Long pulse FRC sustainment with enhanced edge driven rotating magnetic field current drive

摘要

Field reversed configurations (FRCs) have been formed and sustained for up to 50 normal flux decay times by rotating magnetic fields (RMFs) in the translation, confinement, and sustainment experiment. For these longer pulse times a new phenomenon has been observed: switching to a higher performance mode delineated by shallower RMF penetration, higher ratios of generated poloidal to RMF drive field, and lower overall plasma resistivity. This mode switching is always accompanied by, and perhaps triggered by, the spontaneous development of a toroidal field with a magnitude up to 20% of the peak poloidal field.

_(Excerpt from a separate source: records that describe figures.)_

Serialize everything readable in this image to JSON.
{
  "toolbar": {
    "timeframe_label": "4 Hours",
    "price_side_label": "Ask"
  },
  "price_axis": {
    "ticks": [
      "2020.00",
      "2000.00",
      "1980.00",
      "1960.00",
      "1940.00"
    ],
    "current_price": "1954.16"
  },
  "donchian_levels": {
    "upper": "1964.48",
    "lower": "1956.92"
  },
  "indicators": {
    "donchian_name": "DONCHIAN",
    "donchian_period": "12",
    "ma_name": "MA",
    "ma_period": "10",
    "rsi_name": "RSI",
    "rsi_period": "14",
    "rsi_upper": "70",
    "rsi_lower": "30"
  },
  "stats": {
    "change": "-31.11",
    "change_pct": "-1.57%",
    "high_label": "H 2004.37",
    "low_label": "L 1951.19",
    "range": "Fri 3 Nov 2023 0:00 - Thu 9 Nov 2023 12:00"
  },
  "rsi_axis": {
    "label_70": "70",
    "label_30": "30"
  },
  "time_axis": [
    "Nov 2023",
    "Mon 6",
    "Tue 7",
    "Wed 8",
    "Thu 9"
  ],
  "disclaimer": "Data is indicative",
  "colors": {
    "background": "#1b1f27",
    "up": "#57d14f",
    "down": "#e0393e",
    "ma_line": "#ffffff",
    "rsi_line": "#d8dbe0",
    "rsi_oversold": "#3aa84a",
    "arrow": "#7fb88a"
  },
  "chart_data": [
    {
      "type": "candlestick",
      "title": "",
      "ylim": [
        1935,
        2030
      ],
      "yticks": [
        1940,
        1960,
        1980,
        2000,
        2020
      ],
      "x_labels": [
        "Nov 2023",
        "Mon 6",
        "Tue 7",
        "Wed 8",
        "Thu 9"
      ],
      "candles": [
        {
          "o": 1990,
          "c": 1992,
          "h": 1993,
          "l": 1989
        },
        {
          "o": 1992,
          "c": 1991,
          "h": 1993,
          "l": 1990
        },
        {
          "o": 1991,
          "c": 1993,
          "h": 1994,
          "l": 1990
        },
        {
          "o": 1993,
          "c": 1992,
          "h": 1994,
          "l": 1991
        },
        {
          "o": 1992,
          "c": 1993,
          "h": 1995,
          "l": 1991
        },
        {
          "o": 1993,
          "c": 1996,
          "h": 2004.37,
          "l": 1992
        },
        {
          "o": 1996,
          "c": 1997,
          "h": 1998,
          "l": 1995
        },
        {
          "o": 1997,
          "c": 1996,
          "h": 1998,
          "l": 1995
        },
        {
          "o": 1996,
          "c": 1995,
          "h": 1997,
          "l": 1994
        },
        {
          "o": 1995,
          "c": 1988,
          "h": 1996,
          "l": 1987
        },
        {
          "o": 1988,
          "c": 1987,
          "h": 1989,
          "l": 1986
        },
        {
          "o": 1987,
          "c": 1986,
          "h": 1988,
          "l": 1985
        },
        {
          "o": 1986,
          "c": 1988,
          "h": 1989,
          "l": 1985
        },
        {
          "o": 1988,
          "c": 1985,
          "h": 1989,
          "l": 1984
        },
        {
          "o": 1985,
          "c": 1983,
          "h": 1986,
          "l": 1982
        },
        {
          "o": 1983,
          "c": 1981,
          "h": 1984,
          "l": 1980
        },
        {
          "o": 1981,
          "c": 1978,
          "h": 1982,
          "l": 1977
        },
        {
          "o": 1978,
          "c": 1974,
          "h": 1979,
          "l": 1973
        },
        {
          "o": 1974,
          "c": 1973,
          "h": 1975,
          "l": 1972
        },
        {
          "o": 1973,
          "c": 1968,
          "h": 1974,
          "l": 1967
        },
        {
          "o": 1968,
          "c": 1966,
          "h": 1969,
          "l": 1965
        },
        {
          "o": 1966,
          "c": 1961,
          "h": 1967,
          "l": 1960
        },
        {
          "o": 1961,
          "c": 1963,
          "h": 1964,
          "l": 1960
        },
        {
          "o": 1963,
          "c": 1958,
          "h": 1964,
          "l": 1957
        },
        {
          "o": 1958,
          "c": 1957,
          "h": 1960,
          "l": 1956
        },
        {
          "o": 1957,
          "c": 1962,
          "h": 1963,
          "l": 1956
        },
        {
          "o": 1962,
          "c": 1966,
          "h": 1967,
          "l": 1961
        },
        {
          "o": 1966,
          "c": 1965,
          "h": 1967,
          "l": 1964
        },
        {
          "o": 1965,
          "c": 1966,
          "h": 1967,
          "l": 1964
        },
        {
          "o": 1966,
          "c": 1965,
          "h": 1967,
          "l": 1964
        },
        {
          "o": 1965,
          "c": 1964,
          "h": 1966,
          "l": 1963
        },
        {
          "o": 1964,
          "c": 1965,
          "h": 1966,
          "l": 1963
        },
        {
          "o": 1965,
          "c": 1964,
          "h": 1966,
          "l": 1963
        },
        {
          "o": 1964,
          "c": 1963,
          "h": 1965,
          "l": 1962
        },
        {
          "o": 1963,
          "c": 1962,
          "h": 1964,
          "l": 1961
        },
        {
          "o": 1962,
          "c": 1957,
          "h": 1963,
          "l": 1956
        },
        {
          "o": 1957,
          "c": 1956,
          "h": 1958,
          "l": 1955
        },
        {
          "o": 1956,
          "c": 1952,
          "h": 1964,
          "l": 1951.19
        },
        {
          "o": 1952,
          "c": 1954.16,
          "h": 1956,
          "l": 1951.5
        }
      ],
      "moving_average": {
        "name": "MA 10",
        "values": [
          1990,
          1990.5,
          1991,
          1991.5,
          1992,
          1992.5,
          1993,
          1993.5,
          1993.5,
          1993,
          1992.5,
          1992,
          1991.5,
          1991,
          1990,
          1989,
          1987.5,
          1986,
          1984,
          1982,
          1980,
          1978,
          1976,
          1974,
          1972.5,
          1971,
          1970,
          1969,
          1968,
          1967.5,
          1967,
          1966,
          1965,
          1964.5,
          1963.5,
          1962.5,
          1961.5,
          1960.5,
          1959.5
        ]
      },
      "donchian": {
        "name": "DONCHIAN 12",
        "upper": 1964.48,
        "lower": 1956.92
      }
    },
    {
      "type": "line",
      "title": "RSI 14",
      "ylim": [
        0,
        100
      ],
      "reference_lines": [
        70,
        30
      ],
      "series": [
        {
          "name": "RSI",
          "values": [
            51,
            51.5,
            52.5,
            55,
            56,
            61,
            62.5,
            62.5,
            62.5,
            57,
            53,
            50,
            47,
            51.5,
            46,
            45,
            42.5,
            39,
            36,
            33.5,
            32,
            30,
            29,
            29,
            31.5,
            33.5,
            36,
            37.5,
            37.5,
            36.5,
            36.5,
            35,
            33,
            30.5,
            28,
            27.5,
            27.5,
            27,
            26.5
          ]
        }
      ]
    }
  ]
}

The global data cannot be explained by previous RMF theory based on uniform electron rotational velocities or by numerical calculations based on uniform plasma resistivity, but agrees in many respects with new calculations made using strongly varying resistivity profiles. In order to more realistically model RMF driven FRCs with such non-uniform resistivity profiles, a double rigid rotor model has been developed with separate inner and outer electron rotational velocities and resistivities. The results of this modelling suggest that the RMF drive results in very high resistivity in a narrow edge layer, and that the higher performance mode is characterized by a sharp reduction in resistivity over the bulk of the FRC.